Last edited by rcrsteve1; Jun 2, 2003 at 08:30 PM.
Your O2 sensor (if it's like my 5.8) is in the "Y" pipe where the two sides of the exhaust meet in front of the catalytic converter. You should not have to reset the computer for the things you have done already. I probably would if you change the O2 sensor though.
Thaks Mr.wizard...I bought the tool to change the fuel filter 3.99 at Autozone (plastic) on my way home I noticed that there now seems to be improved acceleration,, I have not anyting else to it yet so this a little confusing. Does anyone have an idea how this could happen? What else should I look for to completely clear up the problem?

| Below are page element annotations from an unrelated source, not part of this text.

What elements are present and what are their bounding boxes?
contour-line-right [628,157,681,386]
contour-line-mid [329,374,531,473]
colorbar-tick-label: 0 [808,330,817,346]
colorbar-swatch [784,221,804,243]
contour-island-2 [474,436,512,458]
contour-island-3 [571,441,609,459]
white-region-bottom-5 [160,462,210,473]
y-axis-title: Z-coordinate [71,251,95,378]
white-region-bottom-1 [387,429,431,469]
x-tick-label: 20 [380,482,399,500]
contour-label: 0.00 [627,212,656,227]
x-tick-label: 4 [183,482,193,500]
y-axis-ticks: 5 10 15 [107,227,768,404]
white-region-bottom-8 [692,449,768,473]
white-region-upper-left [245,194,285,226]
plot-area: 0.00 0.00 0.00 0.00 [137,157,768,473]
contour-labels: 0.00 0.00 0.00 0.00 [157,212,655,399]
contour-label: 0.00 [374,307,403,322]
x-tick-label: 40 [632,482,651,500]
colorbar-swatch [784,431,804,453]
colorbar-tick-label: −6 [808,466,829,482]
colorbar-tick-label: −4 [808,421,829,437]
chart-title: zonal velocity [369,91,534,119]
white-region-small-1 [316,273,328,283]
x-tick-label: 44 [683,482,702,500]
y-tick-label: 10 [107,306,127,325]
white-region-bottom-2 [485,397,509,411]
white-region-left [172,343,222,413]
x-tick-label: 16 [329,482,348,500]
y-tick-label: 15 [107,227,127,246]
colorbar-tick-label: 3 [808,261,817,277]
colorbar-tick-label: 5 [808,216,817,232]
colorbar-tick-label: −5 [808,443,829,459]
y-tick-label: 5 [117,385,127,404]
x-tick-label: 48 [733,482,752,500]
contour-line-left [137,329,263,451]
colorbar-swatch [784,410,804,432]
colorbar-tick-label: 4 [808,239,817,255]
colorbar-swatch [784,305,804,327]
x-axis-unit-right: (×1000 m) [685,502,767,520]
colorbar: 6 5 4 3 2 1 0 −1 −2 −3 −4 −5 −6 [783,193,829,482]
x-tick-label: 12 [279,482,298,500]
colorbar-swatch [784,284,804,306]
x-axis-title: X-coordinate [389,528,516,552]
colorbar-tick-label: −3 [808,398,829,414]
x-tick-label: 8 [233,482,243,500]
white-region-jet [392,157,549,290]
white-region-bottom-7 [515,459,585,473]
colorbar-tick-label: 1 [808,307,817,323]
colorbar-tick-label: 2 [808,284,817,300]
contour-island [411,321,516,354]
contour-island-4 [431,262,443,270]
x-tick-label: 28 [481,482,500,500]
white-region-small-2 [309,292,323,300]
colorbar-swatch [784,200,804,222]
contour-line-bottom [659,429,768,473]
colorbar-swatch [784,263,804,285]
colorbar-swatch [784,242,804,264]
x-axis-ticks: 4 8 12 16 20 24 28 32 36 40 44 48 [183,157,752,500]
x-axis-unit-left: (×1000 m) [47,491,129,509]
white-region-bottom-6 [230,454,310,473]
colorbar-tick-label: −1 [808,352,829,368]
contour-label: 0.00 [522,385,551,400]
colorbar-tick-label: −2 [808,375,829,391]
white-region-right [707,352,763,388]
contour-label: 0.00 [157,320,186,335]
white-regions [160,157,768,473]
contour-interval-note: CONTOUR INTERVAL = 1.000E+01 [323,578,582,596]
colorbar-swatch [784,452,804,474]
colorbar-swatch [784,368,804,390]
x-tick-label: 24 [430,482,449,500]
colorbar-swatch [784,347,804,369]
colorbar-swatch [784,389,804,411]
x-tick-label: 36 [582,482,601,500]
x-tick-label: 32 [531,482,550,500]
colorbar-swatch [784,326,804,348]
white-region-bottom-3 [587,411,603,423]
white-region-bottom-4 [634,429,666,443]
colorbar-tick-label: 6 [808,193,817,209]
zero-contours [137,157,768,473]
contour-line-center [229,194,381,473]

I agree with steve83 pull the codes! Also check the base timing I experienced the same issue and swapped like parts. Foud out the base timing was not 10BTC it was more like 5BTC. Do not forget the SPOUT connector when you check the timing
Thanks Steve,
I have seen your great info on other posts, I guess I just need to buckle down and do some real work...I cant really afford a code reader right now, but you have pointed me in the right direction. I can at least check the timing (I hope the light I have still works). The check engine light comes on and off intermittantly, and performance does improve after it warms up.
You don't need a code reader. All you need is a paperclip or a short piece of wire to short a couple pins in the test connector together. Then just watch the check engine light.
rcrsteve1
Click on that link in my previous post, and you can read how to pull the codes with only a paperclip (jumper wire). There's also a link in that thread to the full code list.
OK it looks like this >(No special equipment hookup is required. STI is jumpered to SIG RTN at Self-Test Input (STI) connector and the Data Link Connector (DLC).
is what I need to do. however, I have no clue as to where these pins are located, I am confident I can do this but are there any pictures out there showing the location? I dont mean to sound so dense, just have not had much experience with computer controlled engines. (funny thing is I am a certified pc tech)
It's also shown in the link to my full code list, which you'll find at the top & bottom of the thread with the instructions. The connectors are near the L hood hinge.
Sorry I missed your link, but I'm glad to have your help. After I replaced the fuel filter, (the plastic tool barely got the job done, but for 4 bucks I cant complain I went out for a test drive and noticed a bit more performance. When I got home I ran the codes using a piece of 12guage solid copper that I flattened the ends on so they would slide into the connectors. I got the following codes in this order...
121-Closed throttle voltage high or low
124-Throttle position sensor higher than expected
125-Throttle position sensor lower than expected
332-Insufficient EGR flow detected
I will research what I need to do to correct these codes. Any tips will be greatly appreciated, I really am thankful for your help, if you ever have any trouble with your pc check out the www.techtv.com message boards, I'm there a lot and you can get some great help from us over there for your pc issues.
The Haynes manual tells how to test the TPS (3 codes about it say it's probably bad), and the EGR code actually refers to the EVR solenoid valve or EVP sensor since those are the only things the computer is connected to. See if you have a vacuum leak in the reservoir on the R wheelwell or in the lines from it to the intake or EVR.